The NFA set in place final rules relating to slippage and re-quoting back in 2010 after irregularities in FXCM’s practices relating to slippage and re-quoting were discovered, costing the firm $16 million in fines collected by the NFA and restitutions to customers.
NFA Inspection Revealed Irregularities
During a visit to FXDD in June 2011, NFA discovered that FXDD had been using asymmetrical price slippage settings since becoming an NFA Member in December 2009.
These asymmetrical slippage settings were activated during the “price check” process when FXDD’s system compared the customer’s tagged price to current market prices. If, after the customer entered his/her order, the market moved in the customer’s favor (“positive slippage”) by no more than two pips, then FXDD would fill the customer at the tagged price.
This particular complaint against FXDD last year cited that, for example, in an IE trade, if a customer requested to buy 100,000 EUR/USD where the bid price on the customer’s computer screen was 1.43 and the ask price was 1.45, the customer would click on the ask price of 1.45 to buy the contract and that would be the tagged price captured on the front-end of FXDD’s system. However, before executing the trade and confirming it to the customer, FXDD would also run the customer’s order through two primary “checks” – a “margin check” and a “price check” – on the back-end of FXDD’s system.
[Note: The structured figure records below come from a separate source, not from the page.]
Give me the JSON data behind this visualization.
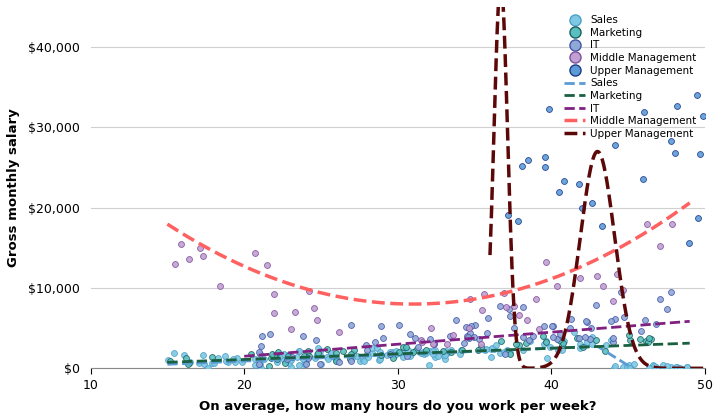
{
  "xlabel": "On average, how many hours do you work per week?",
  "ylabel": "Gross monthly salary",
  "xlim": [
    10,
    50
  ],
  "ylim": [
    0,
    45000
  ],
  "xticks": [
    10,
    20,
    30,
    40,
    50
  ],
  "yticks": [
    0,
    10000,
    20000,
    30000,
    40000
  ],
  "ytick_labels": [
    "$0",
    "$10,000",
    "$20,000",
    "$30,000",
    "$40,000"
  ],
  "dot_fill": "#6FB3E0",
  "dot_colors": {
    "Sales": {
      "fill": "#7EC8E3",
      "edge": "#5B9BD5"
    },
    "Marketing": {
      "fill": "#5BBFBF",
      "edge": "#1F7A7A"
    },
    "IT": {
      "fill": "#8FA8D5",
      "edge": "#5568B8"
    },
    "Middle Management": {
      "fill": "#C0A0D0",
      "edge": "#9060B0"
    },
    "Upper Management": {
      "fill": "#5B9BD5",
      "edge": "#2F5597"
    }
  },
  "line_colors": {
    "Sales": "#5B9BD5",
    "Marketing": "#1A6060",
    "IT": "#8B008B",
    "Middle Management": "#FF6B6B",
    "Upper Management": "#5C0A0A"
  },
  "background_color": "#ffffff",
  "grid_color": "#d0d0d0"
}
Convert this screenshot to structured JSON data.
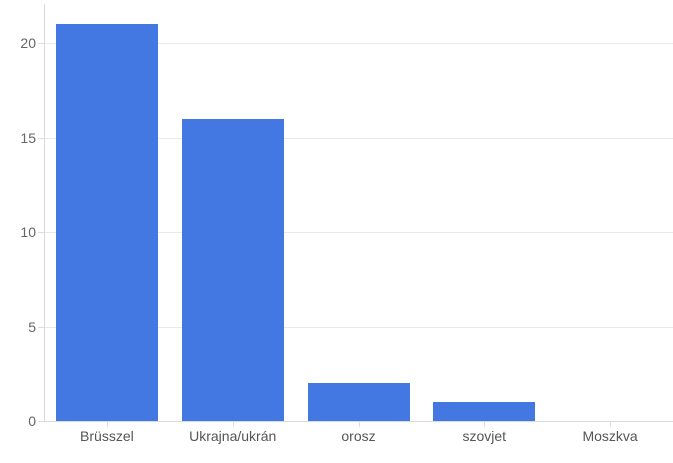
{
  "chart_data": {
    "type": "bar",
    "categories": [
      "Brüsszel",
      "Ukrajna/ukrán",
      "orosz",
      "szovjet",
      "Moszkva"
    ],
    "values": [
      21,
      16,
      2,
      1,
      0
    ],
    "title": "",
    "xlabel": "",
    "ylabel": "",
    "ylim": [
      0,
      22
    ],
    "y_ticks": [
      0,
      5,
      10,
      15,
      20
    ],
    "grid": true,
    "legend": "none",
    "colors": {
      "bar": "#4377e1",
      "gridline": "#e9e9e9",
      "axis_line": "#d9d9d9",
      "tick_mark": "#dddddd",
      "y_label_text": "#666666",
      "x_label_text": "#555555",
      "background": "#ffffff"
    }
  }
}
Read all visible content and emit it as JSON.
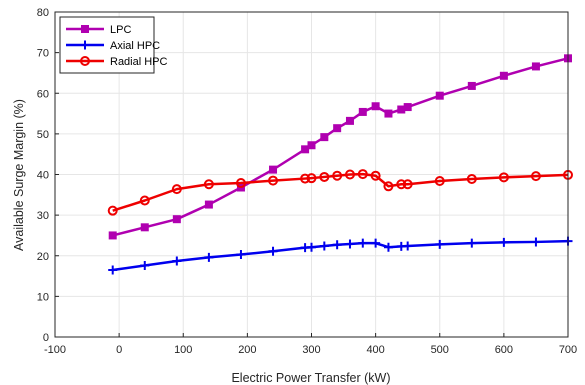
{
  "chart_data": {
    "type": "line",
    "title": "",
    "xlabel": "Electric Power Transfer (kW)",
    "ylabel": "Available Surge Margin (%)",
    "xlim": [
      -100,
      700
    ],
    "ylim": [
      0,
      80
    ],
    "xticks": [
      -100,
      0,
      100,
      200,
      300,
      400,
      500,
      600,
      700
    ],
    "yticks": [
      0,
      10,
      20,
      30,
      40,
      50,
      60,
      70,
      80
    ],
    "grid": true,
    "legend_position": "top-left",
    "series": [
      {
        "name": "LPC",
        "color": "#b000b0",
        "marker": "square",
        "x": [
          -10,
          40,
          90,
          140,
          190,
          240,
          290,
          300,
          320,
          340,
          360,
          380,
          400,
          420,
          440,
          450,
          500,
          550,
          600,
          650,
          700
        ],
        "y": [
          25,
          27,
          29,
          32.6,
          36.8,
          41.2,
          46.2,
          47.2,
          49.2,
          51.4,
          53.2,
          55.4,
          56.8,
          55,
          56,
          56.6,
          59.4,
          61.8,
          64.3,
          66.6,
          68.6
        ]
      },
      {
        "name": "Axial HPC",
        "color": "#0000ee",
        "marker": "plus",
        "x": [
          -10,
          40,
          90,
          140,
          190,
          240,
          290,
          300,
          320,
          340,
          360,
          380,
          400,
          420,
          440,
          450,
          500,
          550,
          600,
          650,
          700
        ],
        "y": [
          16.5,
          17.6,
          18.7,
          19.6,
          20.3,
          21.1,
          22,
          22.1,
          22.4,
          22.7,
          22.9,
          23.1,
          23.1,
          22.1,
          22.3,
          22.4,
          22.8,
          23.1,
          23.3,
          23.4,
          23.6
        ]
      },
      {
        "name": "Radial HPC",
        "color": "#ee0000",
        "marker": "circle",
        "x": [
          -10,
          40,
          90,
          140,
          190,
          240,
          290,
          300,
          320,
          340,
          360,
          380,
          400,
          420,
          440,
          450,
          500,
          550,
          600,
          650,
          700
        ],
        "y": [
          31.1,
          33.6,
          36.4,
          37.6,
          37.9,
          38.5,
          39,
          39.1,
          39.4,
          39.7,
          40,
          40.1,
          39.7,
          37.1,
          37.6,
          37.6,
          38.4,
          38.9,
          39.3,
          39.6,
          39.9
        ]
      }
    ]
  }
}
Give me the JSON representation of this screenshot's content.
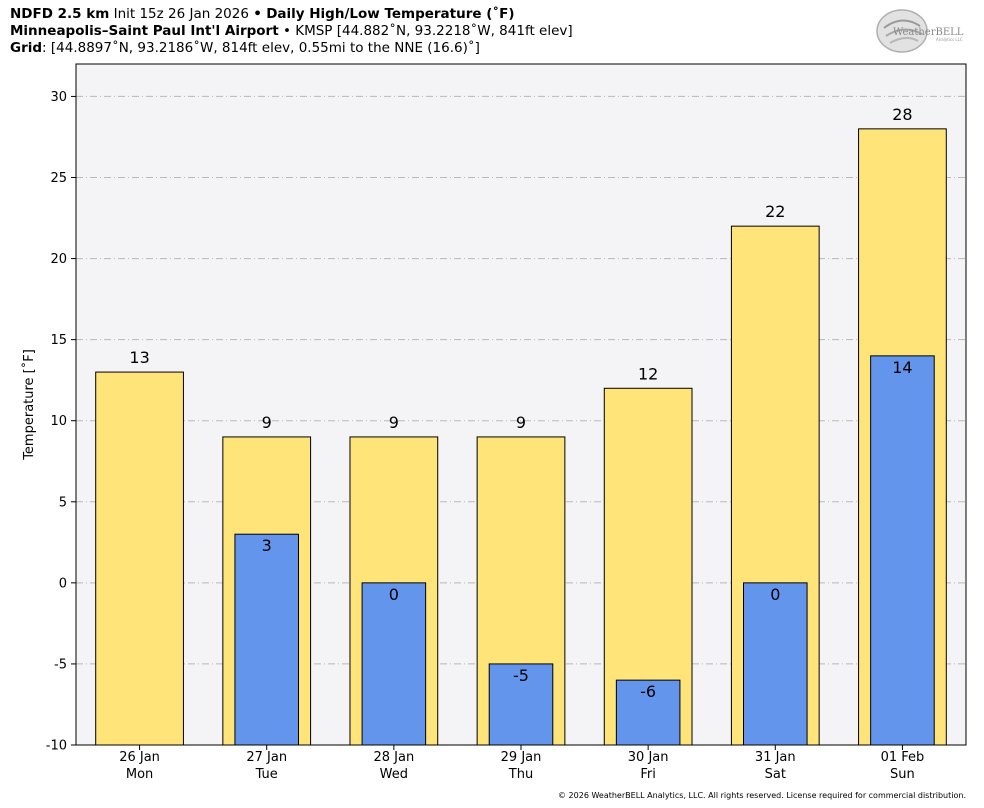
{
  "header": {
    "model": "NDFD 2.5 km",
    "init": "Init 15z 26 Jan 2026",
    "bullet": "•",
    "product": "Daily High/Low Temperature (˚F)",
    "station_name": "Minneapolis–Saint Paul Int'l Airport",
    "station_info": "KMSP [44.882˚N, 93.2218˚W, 841ft elev]",
    "grid_label": "Grid",
    "grid_info": ": [44.8897˚N, 93.2186˚W, 814ft elev, 0.55mi to the NNE (16.6)˚]"
  },
  "logo": {
    "text": "WeatherBELL",
    "subtext": "Analytics LLC"
  },
  "copyright": "© 2026 WeatherBELL Analytics, LLC. All rights reserved. License required for commercial distribution.",
  "colors": {
    "high": "#ffe47a",
    "low": "#6495ed",
    "plot_bg": "#f4f3f5",
    "grid": "#b9b9b9"
  },
  "chart_data": {
    "type": "bar",
    "ylabel": "Temperature [˚F]",
    "ylim": [
      -10,
      32
    ],
    "yticks": [
      30,
      25,
      20,
      15,
      10,
      5,
      0,
      -5,
      -10
    ],
    "grid": true,
    "categories": [
      {
        "date": "26 Jan",
        "day": "Mon"
      },
      {
        "date": "27 Jan",
        "day": "Tue"
      },
      {
        "date": "28 Jan",
        "day": "Wed"
      },
      {
        "date": "29 Jan",
        "day": "Thu"
      },
      {
        "date": "30 Jan",
        "day": "Fri"
      },
      {
        "date": "31 Jan",
        "day": "Sat"
      },
      {
        "date": "01 Feb",
        "day": "Sun"
      }
    ],
    "series": [
      {
        "key": "high",
        "values": [
          13,
          9,
          9,
          9,
          12,
          22,
          28
        ]
      },
      {
        "key": "low",
        "values": [
          null,
          3,
          0,
          -5,
          -6,
          0,
          14
        ]
      }
    ]
  }
}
The “margin check” ensures that the customer has adequate funds to make the trade, while the “price check” ensures that when the back-office system receives the customer order that the tagged price remains within certain price parameters based on current market prices. After these “checks” were completed, the complained alleged that FXDD either filled the customer’s trade at the tagged price of 1.45 or rejects the trade.